Une année passe. Mais le temps compte-t-il
réellement ? Il semble que pour Marie-Françoise
Hachet – de Salins il s’agisse davantage du « temps
qu’il fait » à la façon dont Armand Robin en faisait
cas dans son unique poème-roman. Pour lui, la
grande épopée de la dure vie paysanne avec
enfance âpre et douloureuse, pour elle, les petites
« contées » d’un jardin aux saisons plurielles, où
« la vie est là » mais fragile, en équilibre. On n’y
parle pas de souffrance ni de solitude, quoique les
arbres peuvent être amputés et qu’il y ait « la
béance de la plaie ». On ne se plaint ni ne
s’épanche, on commence par le souffle de Virgile
qui, en son Arcadie boisée, a su mettre sous ses
pieds toutes ses craintes.
Dans la très belle harmonie de textes et de gravures
qui composent ce recueil, de minuscules histoires,
de très fines sensations et d’imperceptibles
impressions sont relatées. Quitte à être redondant.
Tout est dans l’infime qui n’est pas distant du
grandiose. Il y a là une invitation à un certain
bonheur, à la frugalité et la simplicité des travaux
et des jours écrit Hésiode qui sait l’espérance dans
le vase.
Extrait de l’avant-texte de Marie-Laure Jeanne Herledan

Le jardin m’ouvre ses portes

Marie-Françoise Hachet – de Salins

Marie-Françoise est au milieu de son jardin. Elle en est moins la propriétaire qu’elle n’en est l’invitée. Car le jardin « lui ouvre ses portes » et découvre ses trésors à son attention comme à son émerveillement. Les essences rares s’y remarquent, et elles sont soigneusement, amoureusement nommées. L’on demeure frappé par la présence des arbres qui appellent à la fois tendresse et empathie, par la récurrence de l’élément liquide, par la fréquence sonore des oiseaux. Marie-Françoise nous dit son jardin à l’aune des saisons et sa situation de « ravie » n’est pas sans rappeler celle de l’auteur inconnu des fameuses Odes de Salomon, ce recueil de « psaumes » du IIe siècle de notre ère qui évoque lui aussi abondamment le jardin, les sources, les couronnes de fleurs.
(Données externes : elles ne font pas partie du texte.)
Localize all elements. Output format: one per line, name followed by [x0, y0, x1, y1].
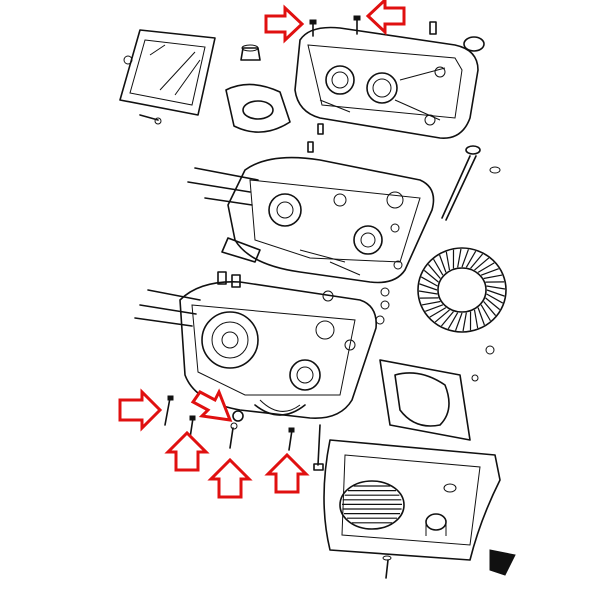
fan-blade: [483, 274, 503, 280]
seal-gasket: [225, 83, 291, 133]
fan-shroud-plate: [379, 359, 471, 441]
fan-blade: [445, 251, 451, 271]
fan-blade: [486, 285, 506, 290]
lower-cooling-cover: [323, 439, 516, 576]
arrow-up-2: [207, 457, 253, 499]
fan-blade: [477, 307, 485, 326]
crankcase-fittings: [217, 260, 403, 325]
plug-part: [240, 44, 261, 61]
fan-blade: [483, 301, 497, 316]
top-cover-screw-left: [309, 19, 317, 37]
lower-bolt-3: [288, 427, 295, 451]
fan-blade: [465, 250, 477, 268]
top-cover-housing: [294, 26, 479, 139]
lower-flange: [254, 404, 306, 416]
oil-dipstick: [441, 145, 501, 221]
fan-blade: [429, 307, 447, 318]
fan-blade: [418, 290, 438, 295]
crankcase-nut: [232, 410, 244, 422]
cover-screw: [382, 555, 392, 579]
fan-blade: [439, 254, 447, 273]
middle-crankcase-half: [227, 156, 435, 284]
fan-blade: [485, 297, 501, 311]
arrow-bottom-diag: [190, 388, 233, 422]
fan-blade: [433, 258, 444, 276]
middle-foot: [221, 237, 261, 263]
fan-blade: [421, 300, 441, 306]
arrow-up-1: [164, 430, 210, 472]
fan-blade: [473, 309, 479, 329]
fan-blade: [455, 312, 463, 331]
arrow-top-left: [264, 4, 305, 44]
fan-blade: [461, 249, 469, 268]
fan-blade: [419, 283, 438, 291]
fan-blade: [486, 289, 505, 297]
fan-blade: [477, 262, 495, 273]
fan-blade: [427, 264, 441, 279]
fan-blade: [447, 312, 459, 330]
fan-blade: [440, 311, 454, 327]
lower-bolt-2: [229, 422, 238, 449]
fan-blade: [480, 268, 499, 276]
cover-dowels: [307, 123, 324, 153]
inspection-window-panel: [119, 29, 216, 116]
long-cover-bolt: [313, 424, 324, 471]
fan-blade: [423, 269, 439, 283]
fan-blade: [420, 276, 438, 287]
flywheel-fan: [417, 247, 507, 333]
fan-blade: [425, 304, 444, 312]
fan-blade: [462, 312, 467, 332]
side-washers: [471, 345, 495, 382]
fan-blade: [480, 304, 491, 322]
fan-blade: [434, 309, 450, 323]
middle-studs: [187, 167, 259, 206]
lower-left-bolt: [164, 395, 174, 426]
lower-studs: [134, 289, 201, 327]
fan-blade: [486, 293, 504, 304]
small-screw: [139, 114, 162, 125]
fan-blade: [474, 257, 490, 271]
fan-blade: [457, 248, 462, 268]
arrow-top-right: [365, 0, 406, 36]
fan-blade: [470, 253, 484, 269]
arrow-up-3: [264, 452, 310, 494]
arrow-bottom-left: [118, 388, 163, 432]
dowel-pin: [429, 21, 437, 35]
oil-cap-ring: [463, 36, 485, 52]
top-cover-screw-right: [353, 15, 361, 35]
lower-crankcase-half: [179, 281, 377, 419]
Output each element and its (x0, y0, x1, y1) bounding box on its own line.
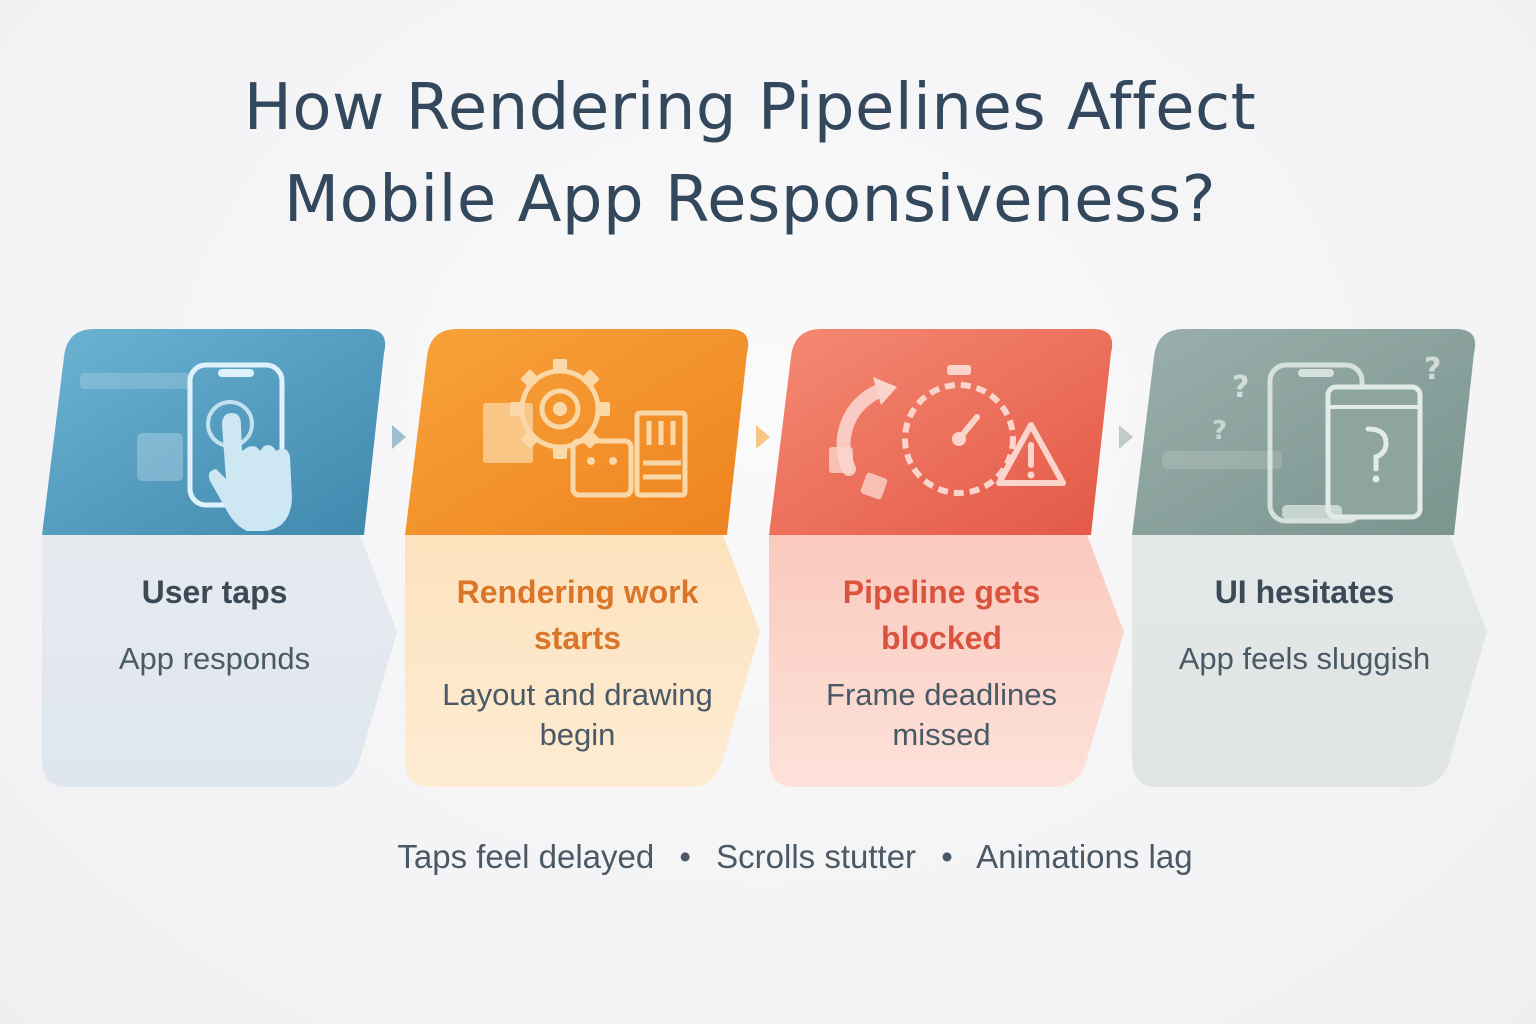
footer-separator: • (941, 838, 953, 876)
gears-icon (405, 329, 750, 535)
stage-pipeline-blocked: Pipeline gets blocked Frame deadlines mi… (769, 329, 1114, 787)
page-title: How Rendering Pipelines Affect Mobile Ap… (0, 62, 1500, 246)
title-line-2: Mobile App Responsiveness? (0, 154, 1500, 246)
stage-subtitle: App feels sluggish (1162, 639, 1447, 679)
footer-separator: • (679, 838, 691, 876)
question-phone-icon: ? ? ? (1132, 329, 1477, 535)
stage-user-taps: User taps App responds (42, 329, 387, 787)
footer-item-scrolls: Scrolls stutter (716, 838, 916, 875)
footer-item-animations: Animations lag (976, 838, 1192, 875)
stage-subtitle: Frame deadlines missed (799, 675, 1084, 755)
title-line-1: How Rendering Pipelines Affect (0, 62, 1500, 154)
footer-item-taps: Taps feel delayed (397, 838, 654, 875)
stopwatch-warning-icon (769, 329, 1114, 535)
stage-title: User taps (72, 569, 357, 615)
stage-subtitle: Layout and drawing begin (435, 675, 720, 755)
stage-title: Rendering work starts (435, 569, 720, 661)
stage-title: Pipeline gets blocked (799, 569, 1084, 661)
tap-phone-icon (42, 329, 387, 535)
stage-title: UI hesitates (1162, 569, 1447, 615)
stage-subtitle: App responds (72, 639, 357, 679)
svg-text:?: ? (1232, 370, 1249, 405)
stage-ui-hesitates: ? ? ? UI hesitates App feels sluggish (1132, 329, 1477, 787)
svg-text:?: ? (1212, 416, 1227, 446)
svg-text:?: ? (1424, 352, 1441, 387)
symptoms-footer: Taps feel delayed • Scrolls stutter • An… (0, 838, 1536, 876)
stage-rendering-work: Rendering work starts Layout and drawing… (405, 329, 750, 787)
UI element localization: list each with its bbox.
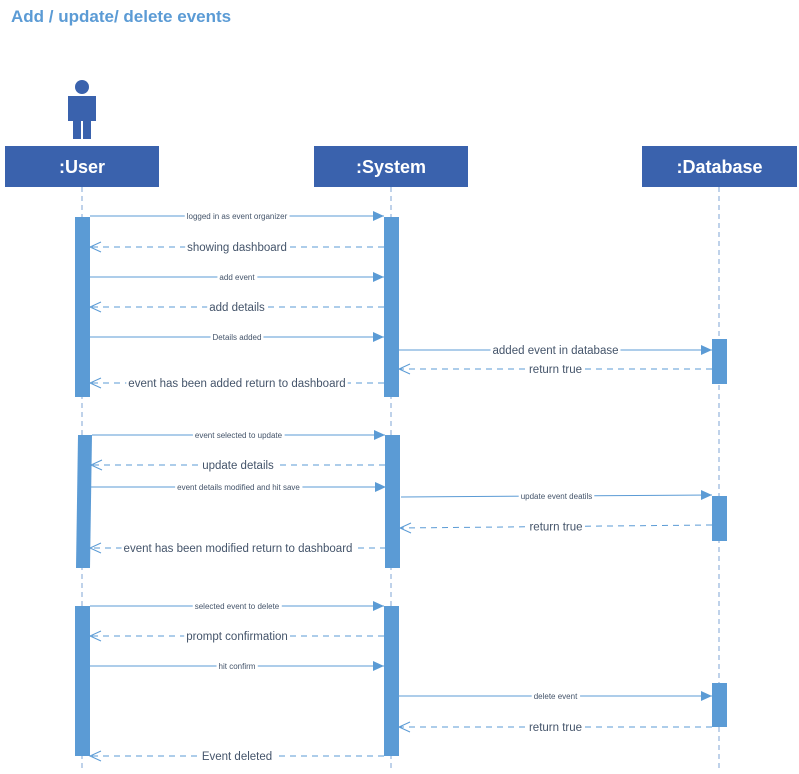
message-label-bg xyxy=(216,662,258,671)
message-label-bg xyxy=(192,602,282,611)
arrowhead-open xyxy=(88,377,102,389)
message-label-bg xyxy=(199,751,275,763)
message-label-bg xyxy=(526,364,585,376)
arrowhead-filled xyxy=(375,482,386,492)
participant-box-system xyxy=(314,146,468,187)
arrowhead-open xyxy=(88,630,102,642)
arrowhead-filled xyxy=(701,345,712,355)
message-label-bg xyxy=(184,212,290,221)
message-label: hit confirm xyxy=(219,662,256,671)
arrowhead-open xyxy=(88,301,102,313)
participant-box-database xyxy=(642,146,797,187)
arrowhead-filled xyxy=(373,272,384,282)
message-label: delete event xyxy=(534,692,578,701)
message-label: event has been added return to dashboard xyxy=(128,378,345,390)
arrowhead-filled xyxy=(373,661,384,671)
message-label: event details modified and hit save xyxy=(177,483,300,492)
person-icon xyxy=(75,80,89,94)
message-label: selected event to delete xyxy=(195,602,280,611)
message-label: Event deleted xyxy=(202,751,272,763)
message-label: add details xyxy=(209,302,265,314)
arrowhead-open xyxy=(398,522,412,534)
message-label: update event deatils xyxy=(521,492,593,501)
message-label-bg xyxy=(192,431,285,440)
arrowhead-open xyxy=(89,459,103,471)
arrowhead-filled xyxy=(701,490,712,500)
arrowhead-open xyxy=(88,542,102,554)
arrowhead-open xyxy=(88,750,102,762)
activation-bar-database xyxy=(712,496,727,541)
message-label-bg xyxy=(200,460,277,472)
participant-label-system: :System xyxy=(356,157,426,177)
diagram-title: Add / update/ delete events xyxy=(11,7,232,26)
message-label-bg xyxy=(185,242,289,254)
activation-bar-user xyxy=(75,606,90,756)
participant-label-database: :Database xyxy=(676,157,762,177)
message-label-bg xyxy=(210,333,264,342)
message-label: add event xyxy=(219,273,255,282)
arrowhead-filled xyxy=(701,691,712,701)
message-label: event has been modified return to dashbo… xyxy=(124,543,353,555)
arrowhead-open xyxy=(397,363,411,375)
activation-bar-system xyxy=(385,435,400,568)
message-label: logged in as event organizer xyxy=(187,212,288,221)
message-label-bg xyxy=(527,521,585,534)
activation-bar-database xyxy=(712,683,727,727)
message-label-bg xyxy=(518,492,595,501)
message-label-bg xyxy=(126,378,348,390)
arrowhead-filled xyxy=(374,430,385,440)
arrowhead-filled xyxy=(373,601,384,611)
activation-bar-user xyxy=(75,217,90,397)
activation-bar-system xyxy=(384,217,399,397)
arrowhead-filled xyxy=(373,211,384,221)
message-label: prompt confirmation xyxy=(186,631,288,643)
message-label-bg xyxy=(531,692,581,701)
message-label: Details added xyxy=(213,333,262,342)
message-label: showing dashboard xyxy=(187,242,287,254)
activation-bar-system xyxy=(384,606,399,756)
arrowhead-open xyxy=(88,241,102,253)
message-label: return true xyxy=(529,722,582,734)
arrowhead-filled xyxy=(373,332,384,342)
message-label-bg xyxy=(526,722,585,734)
message-label-bg xyxy=(490,345,621,357)
message-label: return true xyxy=(529,364,582,376)
activation-bar-database xyxy=(712,339,727,384)
participant-label-user: :User xyxy=(59,157,105,177)
arrowhead-open xyxy=(397,721,411,733)
message-label: event selected to update xyxy=(195,431,283,440)
message-label-bg xyxy=(184,631,290,643)
person-icon-body xyxy=(68,96,96,139)
message-label-bg xyxy=(207,302,268,314)
message-label-bg xyxy=(175,483,303,492)
message-label-bg xyxy=(121,543,355,555)
activation-bar-user xyxy=(76,435,92,568)
participant-box-user xyxy=(5,146,159,187)
message-label-bg xyxy=(217,273,258,282)
message-label: return true xyxy=(529,522,582,534)
message-label: added event in database xyxy=(493,345,619,357)
message-label: update details xyxy=(202,460,274,472)
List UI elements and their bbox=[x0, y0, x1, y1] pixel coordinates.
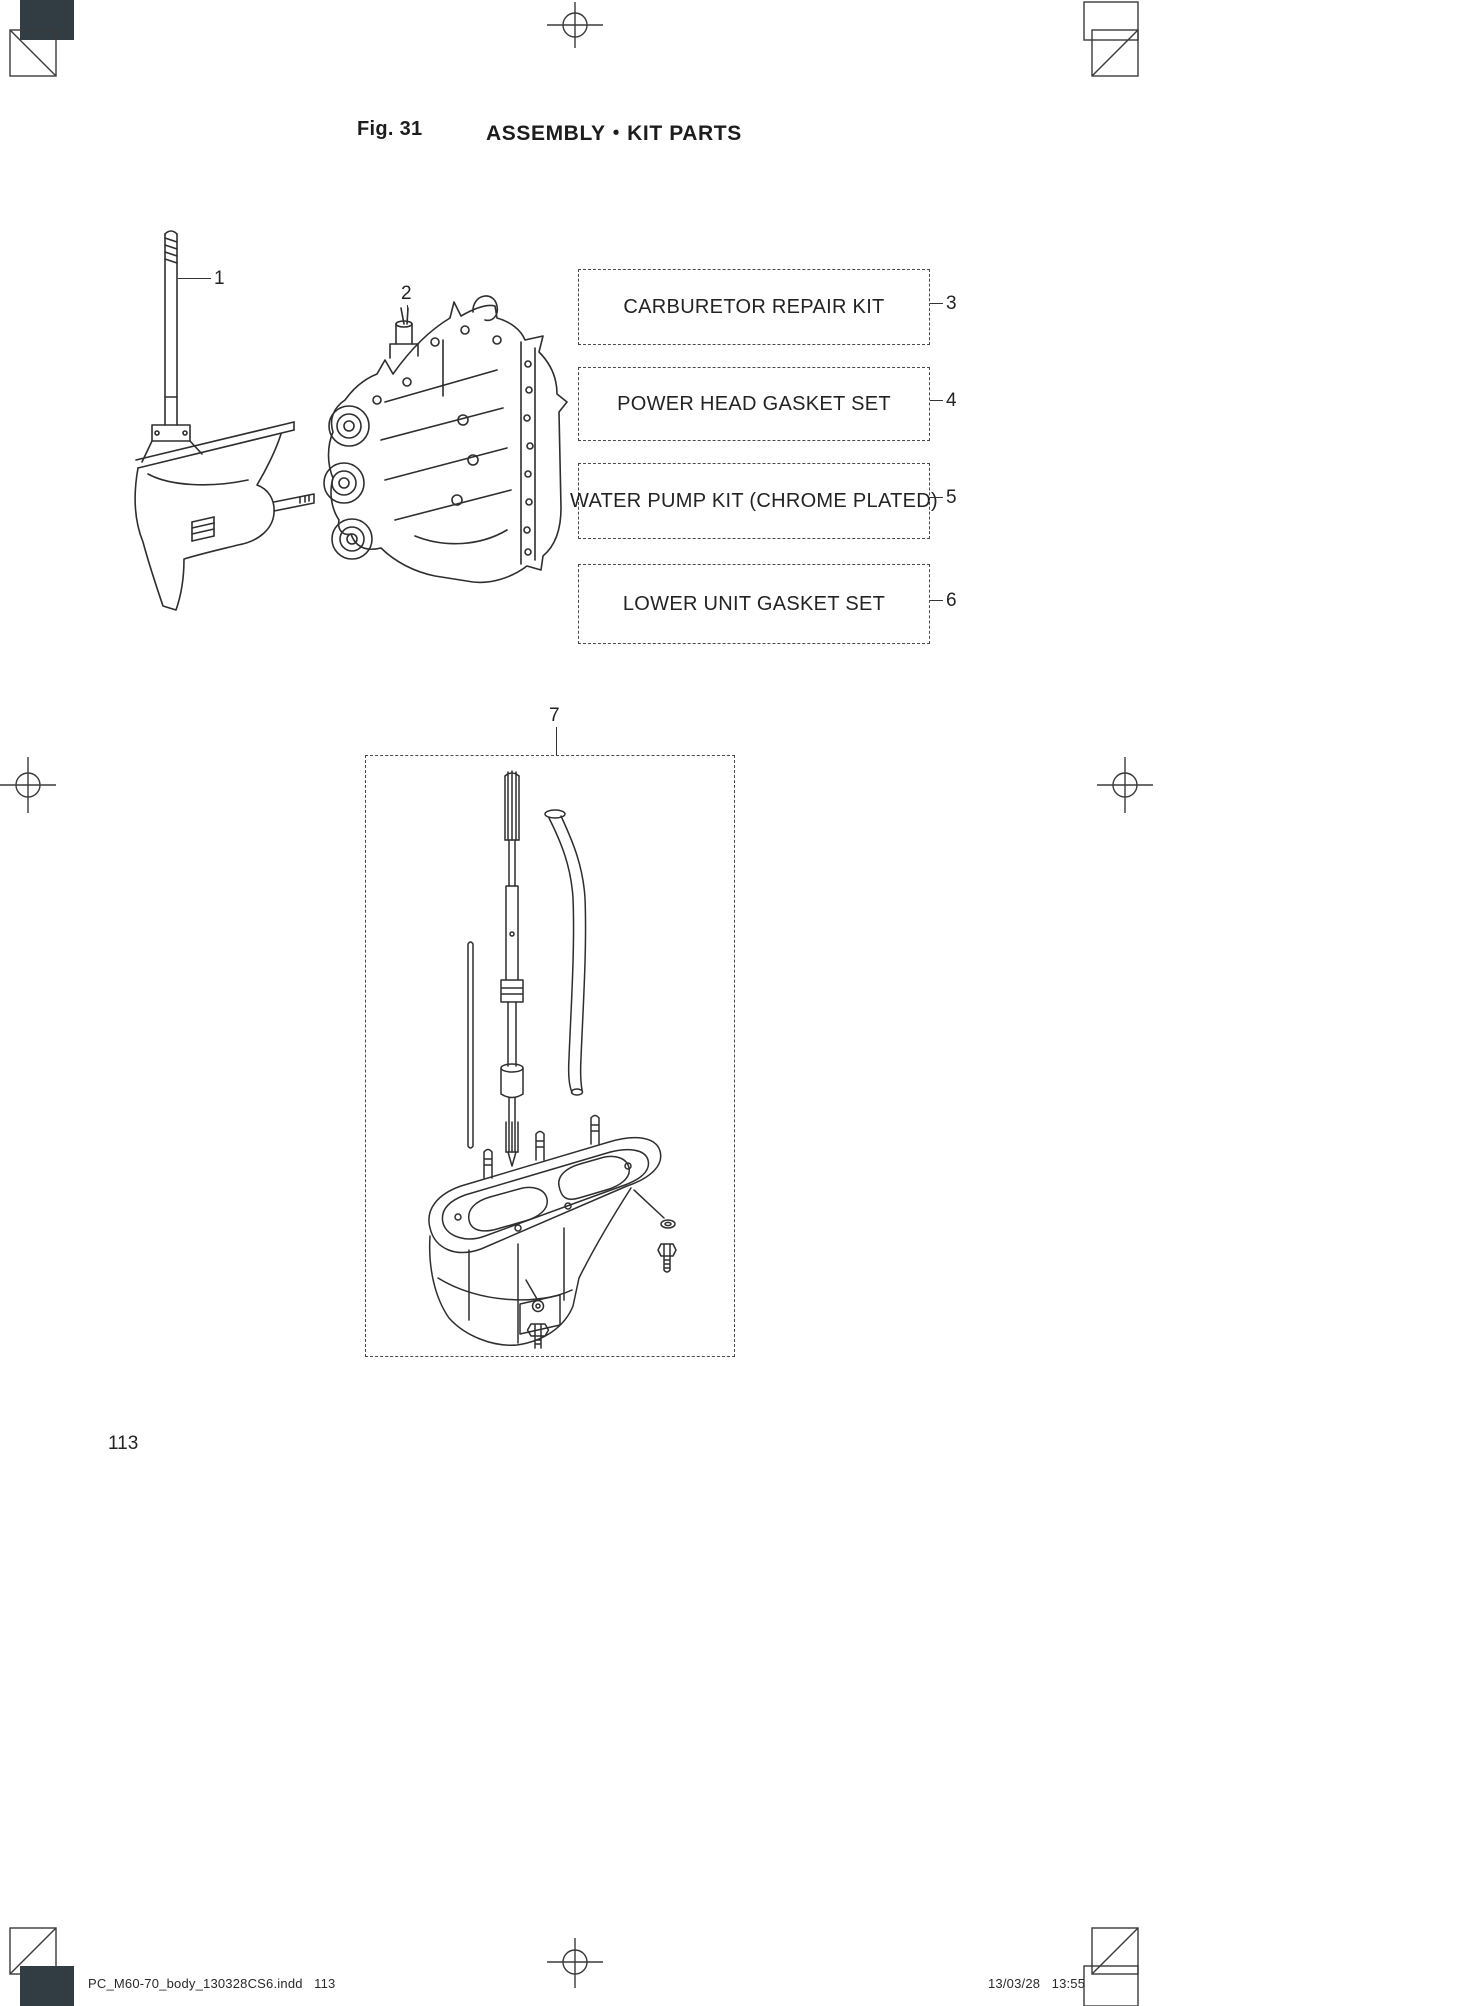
figure-number: Fig. 31 bbox=[357, 118, 423, 140]
footer-datetime: 13/03/28 13:55 bbox=[988, 1976, 1086, 1991]
lower-casing-exploded-illustration bbox=[428, 770, 677, 1349]
kit-box-label: CARBURETOR REPAIR KIT bbox=[623, 295, 885, 318]
kit-box-lower-unit-gasket-set: LOWER UNIT GASKET SET bbox=[578, 564, 930, 644]
page-number: 113 bbox=[108, 1433, 139, 1454]
power-head-illustration bbox=[323, 295, 568, 584]
kit-box-label: LOWER UNIT GASKET SET bbox=[622, 592, 886, 615]
callout-6: 6 bbox=[946, 590, 957, 611]
page-title: ASSEMBLY・KIT PARTS bbox=[486, 122, 742, 145]
callout-2: 2 bbox=[401, 283, 412, 304]
callout-5-leader bbox=[930, 497, 943, 498]
callout-3: 3 bbox=[946, 293, 957, 314]
footer-file-info: PC_M60-70_body_130328CS6.indd 113 bbox=[88, 1976, 336, 1991]
callout-1: 1 bbox=[214, 268, 225, 289]
callout-4-leader bbox=[930, 400, 943, 401]
callout-4: 4 bbox=[946, 390, 957, 411]
kit-box-power-head-gasket-set: POWER HEAD GASKET SET bbox=[578, 367, 930, 441]
callout-3-leader bbox=[930, 303, 943, 304]
callout-7: 7 bbox=[549, 705, 560, 726]
kit-box-water-pump-kit: WATER PUMP KIT (CHROME PLATED) bbox=[570, 463, 938, 539]
callout-6-leader bbox=[930, 600, 943, 601]
callout-2-leader bbox=[407, 305, 408, 323]
callout-1-leader bbox=[178, 278, 211, 279]
lower-unit-illustration bbox=[134, 230, 315, 611]
kit-box-label: POWER HEAD GASKET SET bbox=[617, 392, 891, 415]
callout-7-leader bbox=[556, 727, 557, 755]
kit-box-carburetor-repair-kit: CARBURETOR REPAIR KIT bbox=[578, 269, 930, 345]
kit-box-label: WATER PUMP KIT (CHROME PLATED) bbox=[570, 489, 938, 512]
callout-5: 5 bbox=[946, 487, 957, 508]
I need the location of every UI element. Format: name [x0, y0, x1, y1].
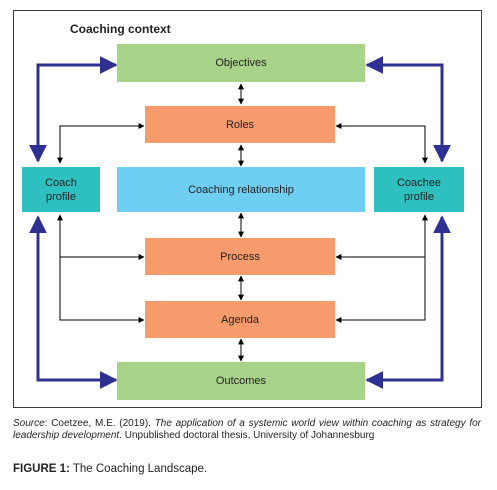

Le jardin de Marie-Françoise – hortus conclusus, comme celui dont parle aussi le Cantique des cantiques dans la Bible – n’est pas entièrement fermé sur lui-même. Au demeurant, quel jardin vraiment humain pourrait-il l’être ? La souffrance des arbres ouvre des perspectives sur d’autres souffrances qui, en ce monde si dur, réclament la compassion. Les mots de cet « herbier » ou de ce « calendrier » se veulent au plus près des sensations fugaces, du fragile, de l’instantané, et il y a dans cette poésie beaucoup de marges, beaucoup d’espace, pour que l’on puisse respirer, partager le bien-être de celle qui sait demeurer dans son jardin et nous en ouvre les portes à son tour.

On saluera la très belle préface de Marie-Laure Jeanne Herledan qui installe autour du poème de Marie-Françoise toute une constellation littéraire, de Virgile à Guillevic. Et naturellement les si délicates gravures de Marie-Françoise elle-même : la moitié de son livre et la meilleure part de son art.